Tout projet de barrage commence donc par une étude géologique, géophysique et géotechnique (cf. article Géotechnique. Mécanique des sols et des roches dans ce traité) qui est progressivement affinée au fur et à mesure que le projet se développe et que les choix se précisent sur le type et la hauteur du barrage. Le géologue intervient en premier lieu pour expliquer la nature et la structure du site, mettre en évidence les principales incertitudes ; les reconnaissances géotechniques par sondages, galeries de reconnaissances, prélèvements, essais de laboratoire et essais in situ sont réalisées pour lever les inconnues.
Ces études aboutissent à la détermination de la nature des différentes formations (sols ou roches) présentes sur le site, leur extension géométrique, leurs propriétés en matière de perméabilité, déformabilité, résistance mécanique, altérabilité à l’eau ; les discontinuités (failles, fractures, diaclases, zones de dissolution ou karsts) sont recherchées avec le plus grand soin.
Données sismologiques
L’étude, sur une base historique ou déterministe (sismotectonique), de la sismicité du site est entreprise et aboutit à la définition de deux séismes de référence :
• le séisme de projet , que l’ouvrage doit être en mesure de supporter sans aucun dommage ;
• le séisme maximal probable , auquel le barrage doit pouvoir résister sans ruine ni mise hors service de ses organes de sécurité.
Chacun d’eux est défini par un niveau d’accélération et un spectre de fréquence, qui serviront dans les calculs de la structure (cf. article Constructions parasismiques dans ce traité).
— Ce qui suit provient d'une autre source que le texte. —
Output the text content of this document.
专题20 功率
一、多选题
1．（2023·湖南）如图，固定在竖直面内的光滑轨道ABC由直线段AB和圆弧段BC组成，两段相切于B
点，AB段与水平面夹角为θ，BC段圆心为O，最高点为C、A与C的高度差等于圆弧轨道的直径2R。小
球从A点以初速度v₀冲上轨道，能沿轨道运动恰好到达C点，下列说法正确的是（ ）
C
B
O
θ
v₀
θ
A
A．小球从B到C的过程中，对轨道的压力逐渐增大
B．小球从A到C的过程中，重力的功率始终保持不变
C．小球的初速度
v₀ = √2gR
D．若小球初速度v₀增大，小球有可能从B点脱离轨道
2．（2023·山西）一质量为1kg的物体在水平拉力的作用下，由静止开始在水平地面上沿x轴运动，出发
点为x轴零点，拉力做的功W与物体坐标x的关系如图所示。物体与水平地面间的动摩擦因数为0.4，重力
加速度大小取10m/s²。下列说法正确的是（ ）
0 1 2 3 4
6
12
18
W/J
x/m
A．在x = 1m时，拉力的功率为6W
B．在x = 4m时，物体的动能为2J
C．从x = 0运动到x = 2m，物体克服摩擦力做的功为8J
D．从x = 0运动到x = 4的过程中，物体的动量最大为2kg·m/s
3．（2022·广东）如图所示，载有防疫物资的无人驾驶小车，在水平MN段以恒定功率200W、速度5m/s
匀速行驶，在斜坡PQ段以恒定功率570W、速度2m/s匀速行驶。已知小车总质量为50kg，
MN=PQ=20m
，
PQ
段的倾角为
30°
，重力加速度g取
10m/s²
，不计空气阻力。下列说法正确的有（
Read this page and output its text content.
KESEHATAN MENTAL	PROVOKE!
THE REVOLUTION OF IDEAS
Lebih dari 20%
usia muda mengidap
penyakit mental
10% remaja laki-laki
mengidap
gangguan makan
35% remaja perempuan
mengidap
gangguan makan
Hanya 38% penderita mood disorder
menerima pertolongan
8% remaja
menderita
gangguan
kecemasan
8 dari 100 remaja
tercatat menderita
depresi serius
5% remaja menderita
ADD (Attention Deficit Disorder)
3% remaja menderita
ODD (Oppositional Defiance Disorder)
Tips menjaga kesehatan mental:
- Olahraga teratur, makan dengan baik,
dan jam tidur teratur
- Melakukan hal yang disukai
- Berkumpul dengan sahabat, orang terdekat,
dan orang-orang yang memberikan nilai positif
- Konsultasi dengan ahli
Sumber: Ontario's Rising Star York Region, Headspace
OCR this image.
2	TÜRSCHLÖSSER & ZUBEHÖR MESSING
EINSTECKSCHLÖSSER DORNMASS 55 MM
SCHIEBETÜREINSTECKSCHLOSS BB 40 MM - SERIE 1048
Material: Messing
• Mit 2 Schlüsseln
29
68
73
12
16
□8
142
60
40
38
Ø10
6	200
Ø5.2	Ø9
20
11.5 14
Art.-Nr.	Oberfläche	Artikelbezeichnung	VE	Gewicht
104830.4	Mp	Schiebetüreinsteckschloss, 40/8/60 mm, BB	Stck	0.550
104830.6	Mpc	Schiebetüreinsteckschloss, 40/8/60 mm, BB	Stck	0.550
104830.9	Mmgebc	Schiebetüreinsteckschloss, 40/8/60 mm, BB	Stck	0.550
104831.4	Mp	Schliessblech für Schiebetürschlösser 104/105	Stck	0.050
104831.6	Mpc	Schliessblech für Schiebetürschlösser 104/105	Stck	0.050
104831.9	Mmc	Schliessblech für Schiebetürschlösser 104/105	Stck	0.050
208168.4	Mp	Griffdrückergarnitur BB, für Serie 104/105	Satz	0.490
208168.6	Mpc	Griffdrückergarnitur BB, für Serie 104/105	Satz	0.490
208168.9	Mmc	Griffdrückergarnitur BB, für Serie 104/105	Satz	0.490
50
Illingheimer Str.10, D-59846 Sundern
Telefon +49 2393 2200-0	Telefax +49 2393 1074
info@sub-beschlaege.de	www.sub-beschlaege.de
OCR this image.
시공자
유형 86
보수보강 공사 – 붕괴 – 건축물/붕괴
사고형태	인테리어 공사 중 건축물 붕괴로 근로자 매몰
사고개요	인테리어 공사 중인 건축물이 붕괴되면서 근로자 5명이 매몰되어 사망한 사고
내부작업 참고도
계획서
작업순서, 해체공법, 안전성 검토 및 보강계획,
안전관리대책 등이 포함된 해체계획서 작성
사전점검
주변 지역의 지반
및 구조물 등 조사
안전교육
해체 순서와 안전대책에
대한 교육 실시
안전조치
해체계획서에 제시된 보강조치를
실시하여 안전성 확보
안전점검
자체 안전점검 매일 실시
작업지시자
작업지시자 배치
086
Conditions générales d’environnement
D’autres natures de données, moins importantes dans la mesure où elles n’influent que rarement sur la faisabilité d’un barrage, sont toutefois indispensables pour mener le projet à son terme : citons notamment les conditions climatiques (températures extrêmes, gel), qui constituent des sollicitations supplémentaires du futur ouvrage, les propriétés chimiques de l’eau , parfois agressive vis-à-vis de certains matériaux notamment le béton, la disponibilité de matériaux de construction de qualité à proximité, les accès , etc. »
Les différents barrages :
« Le barrage poids est l’un des types les plus anciens et il en existe un grand nombre dans les pays industrialisés. Construits en maçonnerie jusqu’au XIXe siècle, puis en béton au début du XXe ils ont connu une certaine désaffection en raison de leur volume et de leur coût relatif, jusqu’au développement récent de la technique du béton compacté au rouleau (BCR) qui leur a donné une nouvelle jeunesse depuis 1980). Par ailleurs, ils présentent, quel que soit leur mode de construction, une solution attrayante lorsqu’il faut intégrer au barrage des structures relativement importantes, comme une usine hydroélectrique, un gros évacuateur de crues, une écluse, etc. À noter que la quasi-totalité des barrages de basse chute qui équipent les grands fleuves européens sont des barrages de type poids.
Les problèmes potentiels sont de trois ordres : déformabilité, résistance, étanchéité.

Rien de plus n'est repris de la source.